Starring: Daniel Craig, Chris Evans, Ana de Armas, Jamie Lee Curtis
Directed by: Rian Johnson
Screenplay by: Rian Johnson
PG-13; 130 minutes
4.75 stars (out of 5)
This being movie #1 of 2020. (I’m hoping to keep count.)
I have long been a fan of cozy mysteries in the Agatha Christie vein. So of course when I saw the trailers for this one, I had to see it. No one makes movies like this anymore; more often this kind of content goes to the stage, if it gets produced at all. (Certainly, there are still many mystery books published.) Anyway, after being disappointed by J.J. Abrams’ Star Wars, it seemed fitting in a way to go enjoy something by Rian Johnson. (Yes, I did like Last Jedi.)
Knives Out is a fun take on the genre. The viewers are fed the building blocks of the crime early on, and a fair part of the film is about watching the murderer attempt to elude Daniel Craig’s Southern-gentleman detective. But of course there is the standard twist. I saw it coming—I would guess many mystery readers will put it all together fairly swiftly—but that didn’t detract from the enjoyment of the film for me. There is a lot of humor and a lot of charm on show here.
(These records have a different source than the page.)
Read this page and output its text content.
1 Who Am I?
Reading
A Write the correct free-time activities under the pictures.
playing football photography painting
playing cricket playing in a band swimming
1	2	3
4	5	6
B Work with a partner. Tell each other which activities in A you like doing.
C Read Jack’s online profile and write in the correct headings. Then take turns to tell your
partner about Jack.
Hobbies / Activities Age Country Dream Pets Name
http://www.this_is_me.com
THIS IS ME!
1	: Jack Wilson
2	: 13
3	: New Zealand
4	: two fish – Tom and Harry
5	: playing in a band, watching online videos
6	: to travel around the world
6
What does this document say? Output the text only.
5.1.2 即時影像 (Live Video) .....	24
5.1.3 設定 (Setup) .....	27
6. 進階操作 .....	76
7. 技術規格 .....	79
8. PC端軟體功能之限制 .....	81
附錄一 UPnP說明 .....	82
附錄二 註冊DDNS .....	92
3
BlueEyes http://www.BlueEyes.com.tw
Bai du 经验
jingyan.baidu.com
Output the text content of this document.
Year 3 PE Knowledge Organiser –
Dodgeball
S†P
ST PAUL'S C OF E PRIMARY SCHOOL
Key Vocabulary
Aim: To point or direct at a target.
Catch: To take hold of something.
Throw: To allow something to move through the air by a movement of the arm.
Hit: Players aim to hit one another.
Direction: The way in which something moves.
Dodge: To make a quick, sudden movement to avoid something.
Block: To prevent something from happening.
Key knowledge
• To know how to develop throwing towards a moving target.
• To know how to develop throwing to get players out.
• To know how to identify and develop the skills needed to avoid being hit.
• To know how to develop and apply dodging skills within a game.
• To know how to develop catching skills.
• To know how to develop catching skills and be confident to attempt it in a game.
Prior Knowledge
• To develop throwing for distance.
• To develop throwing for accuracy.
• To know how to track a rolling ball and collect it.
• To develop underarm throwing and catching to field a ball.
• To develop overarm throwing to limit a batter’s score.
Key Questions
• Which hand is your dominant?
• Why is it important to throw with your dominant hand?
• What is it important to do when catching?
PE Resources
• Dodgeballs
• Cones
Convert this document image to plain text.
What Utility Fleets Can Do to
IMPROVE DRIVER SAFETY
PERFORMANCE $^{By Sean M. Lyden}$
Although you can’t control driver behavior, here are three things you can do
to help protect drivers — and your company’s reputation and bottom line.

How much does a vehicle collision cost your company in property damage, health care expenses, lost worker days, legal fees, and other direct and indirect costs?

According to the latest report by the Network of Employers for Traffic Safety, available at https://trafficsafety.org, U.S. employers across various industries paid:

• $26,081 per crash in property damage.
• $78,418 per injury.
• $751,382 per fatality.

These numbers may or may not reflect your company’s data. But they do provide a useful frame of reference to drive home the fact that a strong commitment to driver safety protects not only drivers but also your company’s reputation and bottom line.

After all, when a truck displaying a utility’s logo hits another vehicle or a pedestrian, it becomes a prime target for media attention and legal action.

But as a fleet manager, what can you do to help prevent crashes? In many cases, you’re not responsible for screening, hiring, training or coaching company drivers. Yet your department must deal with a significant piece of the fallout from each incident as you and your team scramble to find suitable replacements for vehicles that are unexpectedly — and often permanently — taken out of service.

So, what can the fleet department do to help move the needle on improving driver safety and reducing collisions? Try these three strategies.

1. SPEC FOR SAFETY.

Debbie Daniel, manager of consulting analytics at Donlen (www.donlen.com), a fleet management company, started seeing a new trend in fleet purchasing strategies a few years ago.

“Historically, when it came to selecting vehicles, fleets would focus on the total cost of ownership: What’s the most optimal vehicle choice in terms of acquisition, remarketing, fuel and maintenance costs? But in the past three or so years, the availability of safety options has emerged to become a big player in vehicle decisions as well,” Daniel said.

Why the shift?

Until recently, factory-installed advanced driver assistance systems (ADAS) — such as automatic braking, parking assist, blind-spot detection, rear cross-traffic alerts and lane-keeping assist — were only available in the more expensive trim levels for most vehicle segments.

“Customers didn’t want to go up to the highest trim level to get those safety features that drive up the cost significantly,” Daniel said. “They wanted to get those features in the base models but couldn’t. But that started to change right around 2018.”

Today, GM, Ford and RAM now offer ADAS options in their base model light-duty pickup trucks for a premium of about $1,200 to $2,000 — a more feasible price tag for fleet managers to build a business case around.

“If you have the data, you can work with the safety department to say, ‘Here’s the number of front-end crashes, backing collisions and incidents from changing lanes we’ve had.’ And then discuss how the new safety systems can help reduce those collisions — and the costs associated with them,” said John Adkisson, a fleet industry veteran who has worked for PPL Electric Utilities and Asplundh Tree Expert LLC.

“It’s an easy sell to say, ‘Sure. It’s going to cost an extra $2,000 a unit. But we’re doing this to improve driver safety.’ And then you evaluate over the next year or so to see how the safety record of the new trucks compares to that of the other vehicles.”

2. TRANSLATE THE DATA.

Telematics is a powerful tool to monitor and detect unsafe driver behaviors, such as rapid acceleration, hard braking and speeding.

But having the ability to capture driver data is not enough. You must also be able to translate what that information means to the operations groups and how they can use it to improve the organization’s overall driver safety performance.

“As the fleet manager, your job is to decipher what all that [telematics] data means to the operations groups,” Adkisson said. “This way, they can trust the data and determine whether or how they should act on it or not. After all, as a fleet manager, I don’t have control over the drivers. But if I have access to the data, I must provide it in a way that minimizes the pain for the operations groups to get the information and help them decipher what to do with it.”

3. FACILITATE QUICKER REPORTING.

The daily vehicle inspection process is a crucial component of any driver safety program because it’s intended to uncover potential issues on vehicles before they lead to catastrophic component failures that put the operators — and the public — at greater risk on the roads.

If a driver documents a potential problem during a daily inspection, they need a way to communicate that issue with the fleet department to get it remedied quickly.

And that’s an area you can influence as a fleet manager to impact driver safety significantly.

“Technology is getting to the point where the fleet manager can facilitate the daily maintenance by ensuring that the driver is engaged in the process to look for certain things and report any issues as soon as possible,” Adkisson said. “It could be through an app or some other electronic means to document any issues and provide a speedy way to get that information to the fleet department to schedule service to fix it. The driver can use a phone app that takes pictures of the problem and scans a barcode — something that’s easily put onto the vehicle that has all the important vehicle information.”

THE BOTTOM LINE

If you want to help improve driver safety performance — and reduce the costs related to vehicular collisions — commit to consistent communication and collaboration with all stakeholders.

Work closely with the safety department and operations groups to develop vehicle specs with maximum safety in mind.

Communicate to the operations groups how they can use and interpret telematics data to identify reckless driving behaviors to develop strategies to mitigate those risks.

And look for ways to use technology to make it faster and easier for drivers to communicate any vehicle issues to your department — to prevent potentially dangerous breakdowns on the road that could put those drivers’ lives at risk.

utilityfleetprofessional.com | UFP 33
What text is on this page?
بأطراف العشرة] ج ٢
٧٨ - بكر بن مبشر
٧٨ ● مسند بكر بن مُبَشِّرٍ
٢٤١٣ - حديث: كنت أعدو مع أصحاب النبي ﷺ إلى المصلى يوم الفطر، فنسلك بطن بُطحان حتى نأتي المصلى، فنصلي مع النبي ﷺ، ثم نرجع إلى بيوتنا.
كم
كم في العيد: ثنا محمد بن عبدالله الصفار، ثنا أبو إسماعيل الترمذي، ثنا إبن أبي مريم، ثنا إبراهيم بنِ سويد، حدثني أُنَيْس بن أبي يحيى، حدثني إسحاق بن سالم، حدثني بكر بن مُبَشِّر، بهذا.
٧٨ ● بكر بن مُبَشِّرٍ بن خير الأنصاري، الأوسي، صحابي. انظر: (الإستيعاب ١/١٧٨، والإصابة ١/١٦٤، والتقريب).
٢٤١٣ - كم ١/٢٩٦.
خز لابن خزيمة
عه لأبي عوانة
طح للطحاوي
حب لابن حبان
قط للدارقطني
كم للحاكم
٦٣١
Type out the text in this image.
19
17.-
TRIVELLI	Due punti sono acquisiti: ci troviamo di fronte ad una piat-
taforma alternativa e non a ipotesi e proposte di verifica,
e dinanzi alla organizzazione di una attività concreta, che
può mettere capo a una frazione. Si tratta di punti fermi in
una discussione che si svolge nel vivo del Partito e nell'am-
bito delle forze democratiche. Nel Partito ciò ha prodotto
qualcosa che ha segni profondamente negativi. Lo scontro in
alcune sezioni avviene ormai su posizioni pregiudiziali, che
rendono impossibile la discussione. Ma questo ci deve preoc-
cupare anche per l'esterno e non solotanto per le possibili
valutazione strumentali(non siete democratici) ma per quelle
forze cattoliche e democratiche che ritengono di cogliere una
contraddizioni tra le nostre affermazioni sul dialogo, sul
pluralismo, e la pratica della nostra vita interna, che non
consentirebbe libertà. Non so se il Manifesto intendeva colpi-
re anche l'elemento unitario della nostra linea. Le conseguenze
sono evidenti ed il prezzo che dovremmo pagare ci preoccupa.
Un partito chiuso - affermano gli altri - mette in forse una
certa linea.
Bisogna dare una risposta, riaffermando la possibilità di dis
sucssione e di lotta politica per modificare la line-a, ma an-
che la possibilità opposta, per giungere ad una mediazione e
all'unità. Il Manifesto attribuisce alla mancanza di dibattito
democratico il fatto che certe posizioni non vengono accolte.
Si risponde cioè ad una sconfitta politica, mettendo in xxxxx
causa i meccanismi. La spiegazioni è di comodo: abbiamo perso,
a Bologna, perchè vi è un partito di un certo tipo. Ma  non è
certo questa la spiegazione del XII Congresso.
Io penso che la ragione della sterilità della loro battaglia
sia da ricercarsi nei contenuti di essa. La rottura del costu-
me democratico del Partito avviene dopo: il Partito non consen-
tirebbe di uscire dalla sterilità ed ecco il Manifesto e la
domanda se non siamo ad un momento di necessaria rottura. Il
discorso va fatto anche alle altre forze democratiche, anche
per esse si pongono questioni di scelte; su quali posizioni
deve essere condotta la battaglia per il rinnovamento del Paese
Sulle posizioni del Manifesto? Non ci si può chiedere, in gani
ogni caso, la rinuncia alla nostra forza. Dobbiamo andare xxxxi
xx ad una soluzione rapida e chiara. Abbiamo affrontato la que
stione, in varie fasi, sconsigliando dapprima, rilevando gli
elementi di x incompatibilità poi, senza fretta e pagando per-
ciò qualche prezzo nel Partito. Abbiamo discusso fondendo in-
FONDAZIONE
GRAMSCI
Being from the South myself, I had many friends warn me that Craig’s Southern accent was terrible. Maybe they oversold it because it wasn’t as bad as I’d expected. Overwrought, sure, but I suspect some of that is on purpose as much of the film is somewhat exaggerated, as is common in the genre. Can I also just mention how glad I am to see Don Johnson getting work these days? Between this and Watchmen, he’s suddenly everywhere, and in great form. My guess is that casting agents are capitalizing on us 80s’ kids’ nostalgia by bringing back actors from our childhoods. Well, huzzah! Makes me plenty happy. (I was actually a bit too young for Miami Vice, but my parents were weirdly permissive in letting me watch it with them. I probably didn’t understand half of what I saw and heard.)
Anyway, without giving too much away, Knives Out is about the abrupt death of a famous mystery novelist, and the swarm of his greedy family. The death is at first ruled a suicide, but then a detective (Craig) is anonymously hired to look into it. Things are complicated by the fact that the writer left all his money to his personal nurse (de Armas, managing incredibly well considering she’s on screen for almost the entire movie). Suspense tempered by humor ensues.
In all, I do recommend this one for fans of a fun murder mystery. It’s a bit too easy to figure out (which is why I shaved a wee bit off the rating), but it’s a good time anyway.